As we turn the page on a new calendar year, you might think this is just another familiar prediction piece for the fmcg industry. But this year, it’s more important than ever to drill deeper than these top-level forecasts. As ever more change looms, the common factor – no matter which part of the industry you work in – is that you will need to look beyond the headline.
On the face of it, the outlook for 2022 is challenging. We are seeing record levels of price increases hitting the shelves in January, meaning inflation could reach 5% to 8% by the end of the quarter. Meanwhile, companies continue to face supply chain issues and labour shortages on a wave of Omicron.
But as is so often the case, headlines like these hide what is actually happening beneath the surface. If we take inflation as an example, IRI analysis shows the extent to which inflationary increases are being suppressed by shoppers making choices to manage their budgets. Something that would be impossible to infer from a headline-grabbing stat.

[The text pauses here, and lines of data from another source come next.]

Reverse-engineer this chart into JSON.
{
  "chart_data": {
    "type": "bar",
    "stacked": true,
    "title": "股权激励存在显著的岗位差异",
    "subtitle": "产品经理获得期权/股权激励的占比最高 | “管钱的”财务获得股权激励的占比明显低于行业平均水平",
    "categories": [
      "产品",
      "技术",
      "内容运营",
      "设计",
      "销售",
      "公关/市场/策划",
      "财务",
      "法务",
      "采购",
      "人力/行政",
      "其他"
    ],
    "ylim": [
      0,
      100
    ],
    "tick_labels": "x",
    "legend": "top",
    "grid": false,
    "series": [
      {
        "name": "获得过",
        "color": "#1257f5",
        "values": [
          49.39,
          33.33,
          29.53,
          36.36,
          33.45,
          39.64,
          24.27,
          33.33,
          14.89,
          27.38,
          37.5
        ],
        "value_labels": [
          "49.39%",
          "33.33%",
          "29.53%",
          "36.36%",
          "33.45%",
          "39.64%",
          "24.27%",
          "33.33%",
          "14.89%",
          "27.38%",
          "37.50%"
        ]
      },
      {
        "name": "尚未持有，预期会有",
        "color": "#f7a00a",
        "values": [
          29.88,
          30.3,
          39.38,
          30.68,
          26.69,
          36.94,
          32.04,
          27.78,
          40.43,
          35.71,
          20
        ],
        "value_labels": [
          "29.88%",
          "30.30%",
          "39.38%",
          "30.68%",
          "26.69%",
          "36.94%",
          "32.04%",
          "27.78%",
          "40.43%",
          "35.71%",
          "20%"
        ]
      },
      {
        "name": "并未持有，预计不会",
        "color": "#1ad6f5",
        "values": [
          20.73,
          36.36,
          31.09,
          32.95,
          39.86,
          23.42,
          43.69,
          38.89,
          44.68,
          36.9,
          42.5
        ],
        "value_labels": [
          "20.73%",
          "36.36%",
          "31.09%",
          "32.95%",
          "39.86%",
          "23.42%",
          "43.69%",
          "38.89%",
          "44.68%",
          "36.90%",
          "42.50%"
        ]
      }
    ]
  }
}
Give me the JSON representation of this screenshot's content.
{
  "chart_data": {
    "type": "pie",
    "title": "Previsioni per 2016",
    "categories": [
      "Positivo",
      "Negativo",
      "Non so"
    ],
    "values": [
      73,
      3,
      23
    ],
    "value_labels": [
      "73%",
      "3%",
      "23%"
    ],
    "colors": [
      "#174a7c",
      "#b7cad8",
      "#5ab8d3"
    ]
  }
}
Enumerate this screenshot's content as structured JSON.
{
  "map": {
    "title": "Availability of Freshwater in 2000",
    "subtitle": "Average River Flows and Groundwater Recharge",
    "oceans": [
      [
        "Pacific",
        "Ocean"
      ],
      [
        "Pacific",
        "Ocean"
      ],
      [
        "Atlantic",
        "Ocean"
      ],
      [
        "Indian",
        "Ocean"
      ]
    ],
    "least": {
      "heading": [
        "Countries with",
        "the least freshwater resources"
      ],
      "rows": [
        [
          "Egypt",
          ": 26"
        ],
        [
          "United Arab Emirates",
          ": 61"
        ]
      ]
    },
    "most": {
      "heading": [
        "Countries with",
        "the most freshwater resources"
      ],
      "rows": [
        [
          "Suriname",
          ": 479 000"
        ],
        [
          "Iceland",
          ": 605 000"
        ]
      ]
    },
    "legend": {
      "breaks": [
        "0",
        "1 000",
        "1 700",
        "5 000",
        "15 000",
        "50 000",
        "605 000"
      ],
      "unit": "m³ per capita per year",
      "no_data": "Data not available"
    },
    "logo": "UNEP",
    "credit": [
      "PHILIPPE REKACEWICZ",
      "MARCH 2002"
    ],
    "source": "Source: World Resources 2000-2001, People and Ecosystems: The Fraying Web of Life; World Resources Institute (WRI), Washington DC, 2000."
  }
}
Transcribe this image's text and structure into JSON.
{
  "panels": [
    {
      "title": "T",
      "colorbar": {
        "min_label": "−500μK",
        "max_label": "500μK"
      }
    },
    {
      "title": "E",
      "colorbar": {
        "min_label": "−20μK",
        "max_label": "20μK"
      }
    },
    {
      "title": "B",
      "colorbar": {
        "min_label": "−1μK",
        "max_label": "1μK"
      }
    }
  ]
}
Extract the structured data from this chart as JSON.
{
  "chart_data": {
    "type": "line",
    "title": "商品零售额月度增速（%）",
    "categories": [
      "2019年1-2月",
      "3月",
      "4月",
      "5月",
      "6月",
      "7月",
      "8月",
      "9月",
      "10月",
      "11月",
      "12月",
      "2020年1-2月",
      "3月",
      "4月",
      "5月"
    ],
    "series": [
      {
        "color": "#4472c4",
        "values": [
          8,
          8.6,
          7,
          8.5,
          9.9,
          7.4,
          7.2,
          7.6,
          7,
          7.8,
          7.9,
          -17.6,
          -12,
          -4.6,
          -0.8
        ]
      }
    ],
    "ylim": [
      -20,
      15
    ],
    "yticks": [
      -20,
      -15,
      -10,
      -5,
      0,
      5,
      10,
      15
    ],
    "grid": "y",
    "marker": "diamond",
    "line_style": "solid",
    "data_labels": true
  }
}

On top of the known changes from 2021, the year ahead will deliver significant legislative challenges, with HFSS at the forefront. If we take chocolate as an example, in the 12 weeks until 25 December 2021, sales were largely unchanged compared with the previous Christmas. However, look more closely, and we see that 28% of those sales were on promotions sold from off-shelf displays, which won’t be allowed once the new restrictions come into force in October. The idea that we can use the previous season to plan for the coming one is fundamentally flawed. Again, we need to look beneath the surface to see not only the true impact of these changes on categories, shoppers, brands and retailers, but to navigate a successful path through.
We can no longer rely on socioeconomic data to predict shopping habits. There is so much variation at play among consumer behaviours – the industry they work in, their geography, their attitude to living with Covid and so on – that we can no longer look to the past to predict the future.
The Christmas break seems a long time ago, and an important question for us all is, having spent almost two years working remotely during challenging circumstances, do our teams have the energy required to ‘go again’?
As we enter our eighth Covid-affected quarter, another year of industry challenges will undoubtedly seem daunting for many. In the technology and analytics industry, we are driving the evolution towards automated tools and AI. Innovative solutions can liberate time and energy that can be invested back into the business and people.
Embracing opportunities like this to accelerate change remains a huge opportunity across our industry. Think about how technology has transformed our home lives and then compare that with most workplaces and business processes, which remain firmly planted in another decade.
I believe there will be a genuine need to work much smarter in 2022, and self-serve, prescriptive, automated technology could be a solution for those businesses looking for ways to ease the strain on their teams.
One of the best parts of my job is that I get to see this significant change play out in near real time across the UK. Observing how the impact of the macro changes are shaping the shopping behaviour across the 40 million-plus loyalty cards we manage at IRI each week, it’s clear that the pace of change is increasing.
Change creates opportunities for all of us, and I believe those with the capability to look beneath the headlines to uncover nuance and join the dots to find new meaning will be the ones to back.
Taking advantage of this change will require us to drill down harder and sweat the details in order to stay really close to shoppers over the next 12 months, but I, for one, am very much looking forward to the journey.